Нередко умный блеск подлости у героя романа, морально отвратительный и осуждаемый нашей совестью, под пером гениальной совести автора бывает для читателя эстетически крайне интересным. Я имею в виду не только Достоевского, но и Бальзака, и Гюго, и даже Хемингуэя, – а кстати, и барона Бромбеуса.

Так и афиняне, осуждая софистов, невзирая на моду и далеко не всегда соглашаясь с их исключительно ловкой и остроумной диалектикой, наслаждались ее логическим блеском и артистизмом и, признавая величие и глубину мысли Платона, все же восторгались виртуозно-стилистической риторикой софиста Горгия и обманчивой мощностью речей Протагора. Даже сам Платон до того не мог уйти от умных чар Протагоровых аргументов, что читатель, читая его диалог «Протагор», часто предпочитает Протагора платоновскому Сократу, потому что Протагор в этом диалоге интереснее Сократа. И в диалоге «Горгий» Сократ много скучнее софиста Калликла, без которого, быть может, не было бы и «морали насилия» Гоббса с ее лозунгом: «Человек человеку волк».

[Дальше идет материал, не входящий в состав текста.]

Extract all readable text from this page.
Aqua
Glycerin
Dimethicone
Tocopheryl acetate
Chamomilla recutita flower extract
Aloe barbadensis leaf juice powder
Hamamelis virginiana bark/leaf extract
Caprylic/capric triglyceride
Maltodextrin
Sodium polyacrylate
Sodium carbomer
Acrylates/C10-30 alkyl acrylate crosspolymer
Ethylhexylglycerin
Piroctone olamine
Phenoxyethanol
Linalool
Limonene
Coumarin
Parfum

10. Взаимопревращение интересного и неинтересного

Интересное и неинтересное обладают особенностью взаимопревращения. Разгадка этому проста: исчезновение новизны превращает интересное в неинтересное. Наоборот, возникновение новизны, хотя бы в силу новой ситуации, превращает внезапно неинтересное в интересное: девушка-чернавка превращается внезапно в прекрасную принцессу, сгорбленный хилый кардинал, выпрямившись, превращается в высокого грозного папу. Такое превращение интересно. И обратно: Анна Каренина перестает быть для Вронского той интересной Анной Карениной, когда он трепетал перед ее недоступностью. Ему с ней теперь досадно, скучно – во всяком случае, скучновато. Герой как «интересное», когда он в отставке, превращается в «неинтересное». Не всякий отставленный Наполеон в силах сохранить при жизни свою интересность даже в заключении, невзирая на все старания представить его неинтересным. Ни Толстой, ни Поль Вейнингер не смогли сделать его неинтересным, как не смог Вересаев сделать неинтересным Пушкина в быту. Толстой это делал, то есть снижал, из моральности, Вейнингер – из отвращения, Вересаев – из пуританской честности, и, пожалуй, все трое – немного из зависти и злости.

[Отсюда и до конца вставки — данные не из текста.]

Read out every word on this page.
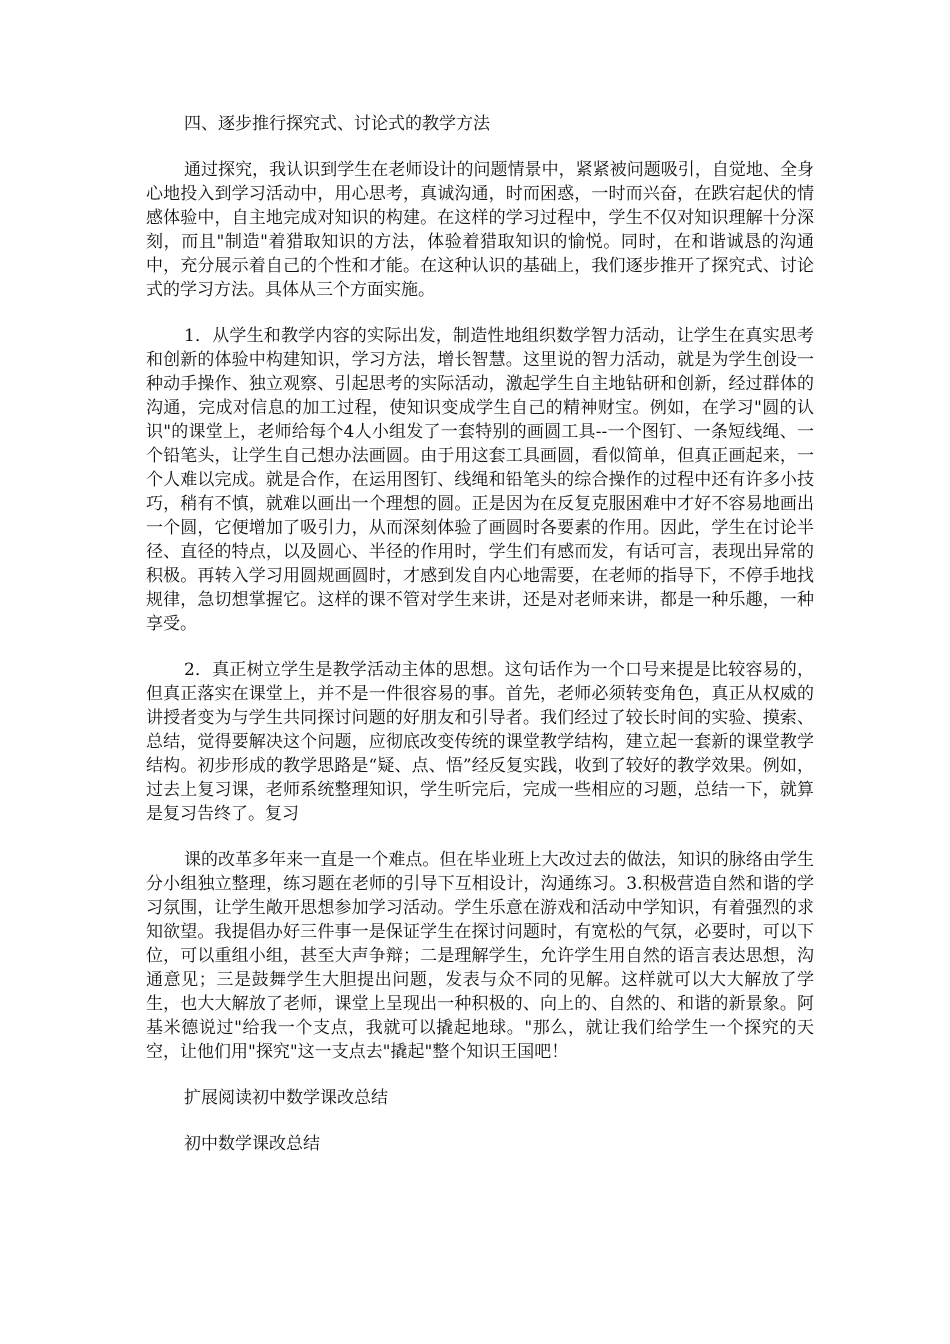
四、逐步推行探究式、讨论式的教学方法

通过探究，我认识到学生在老师设计的问题情景中，紧紧被问题吸引，自觉地、全身心地投入到学习活动中，用心思考，真诚沟通，时而困惑，一时而兴奋，在跌宕起伏的情感体验中，自主地完成对知识的构建。在这样的学习过程中，学生不仅对知识理解十分深刻，而且"制造"着猎取知识的方法，体验着猎取知识的愉悦。同时，在和谐诚恳的沟通中，充分展示着自己的个性和才能。在这种认识的基础上，我们逐步推开了探究式、讨论式的学习方法。具体从三个方面实施。

1．从学生和教学内容的实际出发，制造性地组织数学智力活动，让学生在真实思考和创新的体验中构建知识，学习方法，增长智慧。这里说的智力活动，就是为学生创设一种动手操作、独立观察、引起思考的实际活动，激起学生自主地钻研和创新，经过群体的沟通，完成对信息的加工过程，使知识变成学生自己的精神财宝。例如，在学习"圆的认识"的课堂上，老师给每个4人小组发了一套特别的画圆工具--一个图钉、一条短线绳、一个铅笔头，让学生自己想办法画圆。由于用这套工具画圆，看似简单，但真正画起来，一个人难以完成。就是合作，在运用图钉、线绳和铅笔头的综合操作的过程中还有许多小技巧，稍有不慎，就难以画出一个理想的圆。正是因为在反复克服困难中才好不容易地画出一个圆，它便增加了吸引力，从而深刻体验了画圆时各要素的作用。因此，学生在讨论半径、直径的特点，以及圆心、半径的作用时，学生们有感而发，有话可言，表现出异常的积极。再转入学习用圆规画圆时，才感到发自内心地需要，在老师的指导下，不停手地找规律，急切想掌握它。这样的课不管对学生来讲，还是对老师来讲，都是一种乐趣，一种享受。

2．真正树立学生是教学活动主体的思想。这句话作为一个口号来提是比较容易的，但真正落实在课堂上，并不是一件很容易的事。首先，老师必须转变角色，真正从权威的讲授者变为与学生共同探讨问题的好朋友和引导者。我们经过了较长时间的实验、摸索、总结，觉得要解决这个问题，应彻底改变传统的课堂教学结构，建立起一套新的课堂教学结构。初步形成的教学思路是“疑、点、悟”经反复实践，收到了较好的教学效果。例如，过去上复习课，老师系统整理知识，学生听完后，完成一些相应的习题，总结一下，就算是复习告终了。复习

课的改革多年来一直是一个难点。但在毕业班上大改过去的做法，知识的脉络由学生分小组独立整理，练习题在老师的引导下互相设计，沟通练习。3.积极营造自然和谐的学习氛围，让学生敞开思想参加学习活动。学生乐意在游戏和活动中学知识，有着强烈的求知欲望。我提倡办好三件事一是保证学生在探讨问题时，有宽松的气氛，必要时，可以下位，可以重组小组，甚至大声争辩；二是理解学生，允许学生用自然的语言表达思想，沟通意见；三是鼓舞学生大胆提出问题，发表与众不同的见解。这样就可以大大解放了学生，也大大解放了老师，课堂上呈现出一种积极的、向上的、自然的、和谐的新景象。阿基米德说过"给我一个支点，我就可以撬起地球。"那么，就让我们给学生一个探究的天空，让他们用"探究"这一支点去"撬起"整个知识王国吧！

扩展阅读初中数学课改总结

初中数学课改总结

Все слишком пышно возвышенное скучно, как бы высока ни была идея. Все слишком долго пребывающее возвышенным теряет свое «интересное», если само «возвышенное» не принуждает других им интересоваться. Но такое «интересное по принуждению» есть уже тиранически-интересное, а не просто интересное, то есть оно деспотично и не принадлежит ни к какой эстетике или искусству:

 
И тут кончается искусство
И дышат почва и судьба.
 

Оно принадлежит истории. Если здесь переходить на язык детской эстетики, можно сказать: «скучно-возвышенное». Но такая категория не для ребенка: он сам так не скажет.